As someone who spent a year at a Tennessean high school surrounded by Baptists, I understand your experience. I just ended up with a different conclusion: no one is interested in the metaphysical questions because they have to be settled if you want to continue living your "normal" life. What looks like interest in the metaphysical questions is a mere self-preservation mechanism for the normative ethical claims and not to be taken at face value.

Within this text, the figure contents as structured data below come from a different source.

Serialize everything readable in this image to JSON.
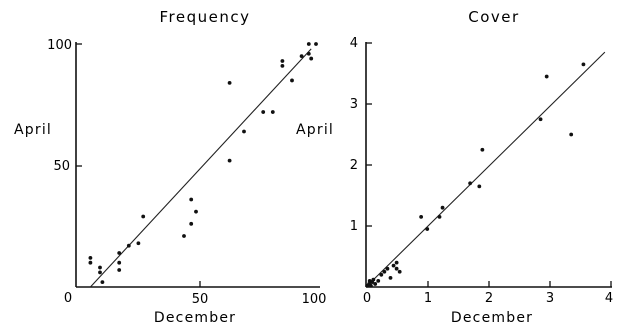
{
  "chart_data": [
    {
      "type": "scatter",
      "title": "Frequency",
      "xlabel": "December",
      "ylabel": "April",
      "xlim": [
        0,
        100
      ],
      "ylim": [
        0,
        100
      ],
      "x_ticks": [
        "0",
        "50",
        "100"
      ],
      "y_ticks": [
        "50",
        "100"
      ],
      "grid": false,
      "regression_line": {
        "x": [
          6,
          98
        ],
        "y": [
          0,
          98
        ]
      },
      "points": [
        {
          "x": 6,
          "y": 12
        },
        {
          "x": 6,
          "y": 10
        },
        {
          "x": 10,
          "y": 8
        },
        {
          "x": 10,
          "y": 6
        },
        {
          "x": 11,
          "y": 2
        },
        {
          "x": 18,
          "y": 14
        },
        {
          "x": 18,
          "y": 10
        },
        {
          "x": 18,
          "y": 7
        },
        {
          "x": 22,
          "y": 17
        },
        {
          "x": 26,
          "y": 18
        },
        {
          "x": 28,
          "y": 29
        },
        {
          "x": 45,
          "y": 21
        },
        {
          "x": 48,
          "y": 26
        },
        {
          "x": 48,
          "y": 36
        },
        {
          "x": 50,
          "y": 31
        },
        {
          "x": 64,
          "y": 52
        },
        {
          "x": 64,
          "y": 84
        },
        {
          "x": 70,
          "y": 64
        },
        {
          "x": 78,
          "y": 72
        },
        {
          "x": 82,
          "y": 72
        },
        {
          "x": 86,
          "y": 91
        },
        {
          "x": 86,
          "y": 93
        },
        {
          "x": 90,
          "y": 85
        },
        {
          "x": 94,
          "y": 95
        },
        {
          "x": 97,
          "y": 100
        },
        {
          "x": 97,
          "y": 96
        },
        {
          "x": 98,
          "y": 94
        },
        {
          "x": 100,
          "y": 100
        }
      ]
    },
    {
      "type": "scatter",
      "title": "Cover",
      "xlabel": "December",
      "ylabel": "April",
      "xlim": [
        0,
        4
      ],
      "ylim": [
        0,
        4
      ],
      "x_ticks": [
        "0",
        "1",
        "2",
        "3",
        "4"
      ],
      "y_ticks": [
        "1",
        "2",
        "3",
        "4"
      ],
      "grid": false,
      "regression_line": {
        "x": [
          0,
          3.9
        ],
        "y": [
          0,
          3.85
        ]
      },
      "points": [
        {
          "x": 0.02,
          "y": 0.02
        },
        {
          "x": 0.05,
          "y": 0.05
        },
        {
          "x": 0.06,
          "y": 0.1
        },
        {
          "x": 0.08,
          "y": 0.02
        },
        {
          "x": 0.1,
          "y": 0.08
        },
        {
          "x": 0.12,
          "y": 0.12
        },
        {
          "x": 0.15,
          "y": 0.05
        },
        {
          "x": 0.2,
          "y": 0.1
        },
        {
          "x": 0.25,
          "y": 0.2
        },
        {
          "x": 0.3,
          "y": 0.25
        },
        {
          "x": 0.35,
          "y": 0.3
        },
        {
          "x": 0.4,
          "y": 0.15
        },
        {
          "x": 0.45,
          "y": 0.35
        },
        {
          "x": 0.5,
          "y": 0.4
        },
        {
          "x": 0.5,
          "y": 0.3
        },
        {
          "x": 0.55,
          "y": 0.25
        },
        {
          "x": 0.9,
          "y": 1.15
        },
        {
          "x": 1.0,
          "y": 0.95
        },
        {
          "x": 1.2,
          "y": 1.15
        },
        {
          "x": 1.25,
          "y": 1.3
        },
        {
          "x": 1.7,
          "y": 1.7
        },
        {
          "x": 1.85,
          "y": 1.65
        },
        {
          "x": 1.9,
          "y": 2.25
        },
        {
          "x": 2.85,
          "y": 2.75
        },
        {
          "x": 2.95,
          "y": 3.45
        },
        {
          "x": 3.35,
          "y": 2.5
        },
        {
          "x": 3.55,
          "y": 3.65
        }
      ]
    }
  ]
}
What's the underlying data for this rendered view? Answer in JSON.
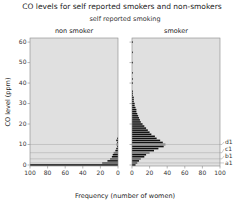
{
  "chart_data": {
    "type": "bar",
    "orientation": "horizontal",
    "title": "CO levels for self reported smokers and non-smokers",
    "subtitle": "self reported smoking",
    "xlabel": "Frequency (number of women)",
    "ylabel": "CO level (ppm)",
    "xlim": [
      0,
      100
    ],
    "xticks": [
      0,
      20,
      40,
      60,
      80,
      100
    ],
    "ylim": [
      -0.5,
      62
    ],
    "yticks": [
      0,
      10,
      20,
      30,
      40,
      50,
      60
    ],
    "series": [
      {
        "name": "non smoker",
        "color": "#111111",
        "x": [
          0,
          1,
          2,
          3,
          4,
          5,
          6,
          7,
          8,
          9,
          10,
          11,
          12,
          13
        ],
        "values": [
          100,
          18,
          12,
          9,
          7,
          6,
          5,
          3,
          2,
          1,
          2,
          1,
          2,
          1
        ]
      },
      {
        "name": "smoker",
        "color": "#111111",
        "x": [
          0,
          1,
          2,
          3,
          4,
          5,
          6,
          7,
          8,
          9,
          10,
          11,
          12,
          13,
          14,
          15,
          16,
          17,
          18,
          19,
          20,
          21,
          22,
          23,
          24,
          25,
          26,
          27,
          28,
          29,
          30,
          31,
          32,
          33,
          34,
          35,
          36,
          40,
          42,
          45,
          50,
          55,
          60
        ],
        "values": [
          4,
          6,
          8,
          10,
          14,
          16,
          20,
          25,
          30,
          36,
          38,
          35,
          32,
          28,
          26,
          22,
          20,
          18,
          16,
          14,
          12,
          10,
          9,
          8,
          7,
          6,
          5,
          5,
          4,
          3,
          3,
          2,
          2,
          2,
          1,
          1,
          1,
          1,
          1,
          1,
          1,
          1,
          1
        ]
      }
    ],
    "annotations": [
      {
        "text": "d1",
        "y": 10
      },
      {
        "text": "c1",
        "y": 6
      },
      {
        "text": "b1",
        "y": 3
      },
      {
        "text": "a1",
        "y": 1
      }
    ]
  }
}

To me, it seems faulty to assume any believer "reasons" about the existence of god, their brains just successfully trick them into thinking that. That's why I felt it was weak as a metaphor for anti-realism vs realism. So from an outside view your metaphor makes sense if you take believers to be "reasoning" about anything but felt to me like it was more distracting from the thing you meant to point at, than actually pointing at it. The thing being:

I think it's going to be less useful to discuss "what are moral claims usually about." What we should instead do is instead what Chalmers describes (see the quote in footnote 4). Discussing what moral claims are usually about is not the same as making up one's mind about normative ethics. I think it's very useful to discuss normative ethics, and I'd even say that discussing whether anti-realism or realism is true might be slightly less important than making up one's mind about normative ethics. Sure, it informs to some extent how to reason about morality, but as has been pointed out, you can make some progress about moral questions also from a lens of agnosticism about realism vs. anti-realism.